Dorset Opera annually fills the Coade Hall with enthusiastic opera-goers delighted at the chance to hear exceptional singing in high-quality productions without the need to travel to London or Glyndebourne. This sensational Eugene Onegin proves just how good  the company has become, with a first rate orchestra under the baton of Gavin Carr and soloists of the calibre of the marvellously musical bass Brindley Sherratt as Gremin, David Rendall making a welcome appearance after an accident that brought his international career to an abrupt end in 2005 delighting the audience as a comical Triquet,  and Mark Stone in the title role.

Artistic director Roderick Kennedy was particularly pleased to engage the young tenor Luke Daniel as Lensky. Luke performed in the DO chorus, as a baritone, in the past, but in recent months moved to Bath and worked with Gavin Carr, who suggested he began singing as a tenor. That suggestion has launched a promising career and Blandford audiences are in at its start.

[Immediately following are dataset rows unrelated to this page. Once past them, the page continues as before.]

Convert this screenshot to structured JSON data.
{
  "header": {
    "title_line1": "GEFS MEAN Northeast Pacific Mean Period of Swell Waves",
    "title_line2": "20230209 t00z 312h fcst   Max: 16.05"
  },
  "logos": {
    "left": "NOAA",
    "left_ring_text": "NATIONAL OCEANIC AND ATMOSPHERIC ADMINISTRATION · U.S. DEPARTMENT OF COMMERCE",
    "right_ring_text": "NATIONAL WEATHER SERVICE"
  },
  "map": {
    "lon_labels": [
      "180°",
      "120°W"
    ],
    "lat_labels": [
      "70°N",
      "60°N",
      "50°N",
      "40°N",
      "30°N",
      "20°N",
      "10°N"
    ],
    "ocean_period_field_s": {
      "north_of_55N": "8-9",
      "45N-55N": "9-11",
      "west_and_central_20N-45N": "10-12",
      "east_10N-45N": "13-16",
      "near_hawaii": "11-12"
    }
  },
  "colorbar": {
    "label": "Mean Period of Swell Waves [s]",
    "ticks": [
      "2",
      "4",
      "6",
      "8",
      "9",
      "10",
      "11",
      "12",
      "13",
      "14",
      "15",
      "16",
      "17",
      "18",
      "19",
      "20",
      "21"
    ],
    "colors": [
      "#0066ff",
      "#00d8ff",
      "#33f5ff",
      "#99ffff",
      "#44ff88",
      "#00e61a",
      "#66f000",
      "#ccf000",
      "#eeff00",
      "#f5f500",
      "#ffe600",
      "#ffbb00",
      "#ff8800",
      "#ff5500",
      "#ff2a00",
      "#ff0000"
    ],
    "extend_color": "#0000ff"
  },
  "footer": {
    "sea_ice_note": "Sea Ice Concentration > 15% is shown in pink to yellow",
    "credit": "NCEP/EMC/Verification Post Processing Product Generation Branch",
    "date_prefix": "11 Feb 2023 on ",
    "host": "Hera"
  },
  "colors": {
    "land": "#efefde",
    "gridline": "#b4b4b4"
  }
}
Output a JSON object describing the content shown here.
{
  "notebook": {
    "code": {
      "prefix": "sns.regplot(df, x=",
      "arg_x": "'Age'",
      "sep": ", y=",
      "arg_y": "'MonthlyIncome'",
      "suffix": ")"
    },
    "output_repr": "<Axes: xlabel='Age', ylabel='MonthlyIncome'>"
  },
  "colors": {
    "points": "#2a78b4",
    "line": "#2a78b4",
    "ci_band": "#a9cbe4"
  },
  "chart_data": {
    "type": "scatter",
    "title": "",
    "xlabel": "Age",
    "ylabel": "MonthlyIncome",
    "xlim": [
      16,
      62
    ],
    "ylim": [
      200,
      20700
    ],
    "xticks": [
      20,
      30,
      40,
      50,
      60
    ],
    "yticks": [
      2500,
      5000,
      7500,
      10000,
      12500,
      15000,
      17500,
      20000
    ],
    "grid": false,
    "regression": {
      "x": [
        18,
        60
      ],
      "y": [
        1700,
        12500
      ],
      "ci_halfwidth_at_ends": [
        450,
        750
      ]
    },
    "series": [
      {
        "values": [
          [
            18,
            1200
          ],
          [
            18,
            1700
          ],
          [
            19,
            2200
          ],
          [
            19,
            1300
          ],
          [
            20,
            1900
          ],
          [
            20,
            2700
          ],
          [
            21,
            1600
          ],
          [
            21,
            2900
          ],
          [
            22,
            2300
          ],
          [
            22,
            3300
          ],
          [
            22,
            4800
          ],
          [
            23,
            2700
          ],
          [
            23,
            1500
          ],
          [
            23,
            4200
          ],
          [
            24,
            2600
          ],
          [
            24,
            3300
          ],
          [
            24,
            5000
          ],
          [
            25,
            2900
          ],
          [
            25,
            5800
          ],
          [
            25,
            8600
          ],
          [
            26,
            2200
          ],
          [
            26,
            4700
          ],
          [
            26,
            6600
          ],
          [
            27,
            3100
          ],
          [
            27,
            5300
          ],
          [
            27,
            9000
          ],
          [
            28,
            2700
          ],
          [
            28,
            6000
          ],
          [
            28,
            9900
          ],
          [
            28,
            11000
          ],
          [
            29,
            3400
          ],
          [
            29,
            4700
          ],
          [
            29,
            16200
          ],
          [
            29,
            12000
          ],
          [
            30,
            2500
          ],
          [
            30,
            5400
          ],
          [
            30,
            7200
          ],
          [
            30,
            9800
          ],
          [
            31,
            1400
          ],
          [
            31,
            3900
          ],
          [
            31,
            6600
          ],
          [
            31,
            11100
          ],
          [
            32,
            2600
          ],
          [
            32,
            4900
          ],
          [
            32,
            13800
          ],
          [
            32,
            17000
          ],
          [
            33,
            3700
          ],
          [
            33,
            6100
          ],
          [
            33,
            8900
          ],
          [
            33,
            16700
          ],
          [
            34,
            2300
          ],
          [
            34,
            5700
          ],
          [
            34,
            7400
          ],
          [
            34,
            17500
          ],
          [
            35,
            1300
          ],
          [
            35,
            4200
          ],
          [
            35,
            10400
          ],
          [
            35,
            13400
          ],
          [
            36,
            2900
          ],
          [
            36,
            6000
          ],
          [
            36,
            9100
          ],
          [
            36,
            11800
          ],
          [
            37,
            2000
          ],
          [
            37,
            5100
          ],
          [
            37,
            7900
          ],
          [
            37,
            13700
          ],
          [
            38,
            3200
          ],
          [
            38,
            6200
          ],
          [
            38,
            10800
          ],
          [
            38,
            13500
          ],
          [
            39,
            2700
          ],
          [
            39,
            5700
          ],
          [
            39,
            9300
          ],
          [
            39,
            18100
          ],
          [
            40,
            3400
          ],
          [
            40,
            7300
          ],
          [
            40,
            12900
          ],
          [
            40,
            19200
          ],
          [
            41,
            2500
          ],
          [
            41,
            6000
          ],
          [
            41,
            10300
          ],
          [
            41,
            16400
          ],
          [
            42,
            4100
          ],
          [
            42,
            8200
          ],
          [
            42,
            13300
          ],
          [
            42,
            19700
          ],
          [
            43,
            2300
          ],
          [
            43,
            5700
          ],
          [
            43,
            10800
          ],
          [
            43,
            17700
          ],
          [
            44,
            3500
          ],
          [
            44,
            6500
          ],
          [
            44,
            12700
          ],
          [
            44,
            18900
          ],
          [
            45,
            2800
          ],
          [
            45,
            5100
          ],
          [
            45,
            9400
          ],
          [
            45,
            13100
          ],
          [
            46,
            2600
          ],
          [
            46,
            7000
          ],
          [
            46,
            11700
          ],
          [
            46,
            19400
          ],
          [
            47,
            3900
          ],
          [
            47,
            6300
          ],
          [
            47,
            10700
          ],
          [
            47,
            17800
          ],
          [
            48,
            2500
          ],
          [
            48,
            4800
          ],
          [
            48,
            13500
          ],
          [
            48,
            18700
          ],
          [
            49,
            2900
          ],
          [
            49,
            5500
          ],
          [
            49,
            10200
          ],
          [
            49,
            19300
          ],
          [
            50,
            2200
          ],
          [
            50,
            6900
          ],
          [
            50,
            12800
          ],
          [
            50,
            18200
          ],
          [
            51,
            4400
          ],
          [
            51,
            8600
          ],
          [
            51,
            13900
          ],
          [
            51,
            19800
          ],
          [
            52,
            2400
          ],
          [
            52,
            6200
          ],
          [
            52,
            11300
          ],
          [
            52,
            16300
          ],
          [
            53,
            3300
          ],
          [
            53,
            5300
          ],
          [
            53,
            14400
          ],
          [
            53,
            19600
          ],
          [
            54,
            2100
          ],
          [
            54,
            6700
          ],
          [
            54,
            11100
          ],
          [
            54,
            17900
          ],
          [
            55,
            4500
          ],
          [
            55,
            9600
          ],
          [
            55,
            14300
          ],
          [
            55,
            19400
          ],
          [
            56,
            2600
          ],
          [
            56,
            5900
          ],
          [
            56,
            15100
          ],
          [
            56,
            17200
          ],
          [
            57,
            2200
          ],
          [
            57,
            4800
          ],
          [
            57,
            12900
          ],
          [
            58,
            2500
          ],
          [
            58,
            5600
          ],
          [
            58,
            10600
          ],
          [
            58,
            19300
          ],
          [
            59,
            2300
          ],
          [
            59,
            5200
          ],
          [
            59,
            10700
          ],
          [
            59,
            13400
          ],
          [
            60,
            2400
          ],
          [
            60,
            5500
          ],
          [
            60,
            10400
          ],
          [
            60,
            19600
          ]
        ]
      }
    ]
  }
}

Eugene Onegin  is sold out for its performances on 28th and Saturday matinee 30th July. There may be returns. Get one if you possibly can.


Footnote: There was an unfortunate moment when the lighting technician accidentally flipped the orchestra desk switch and the musicians were plunged into darkness. These things happen, and it was quickly righted. To the audience member who complained loudly at the end of “unprofessional behaviour”, I say SHAME!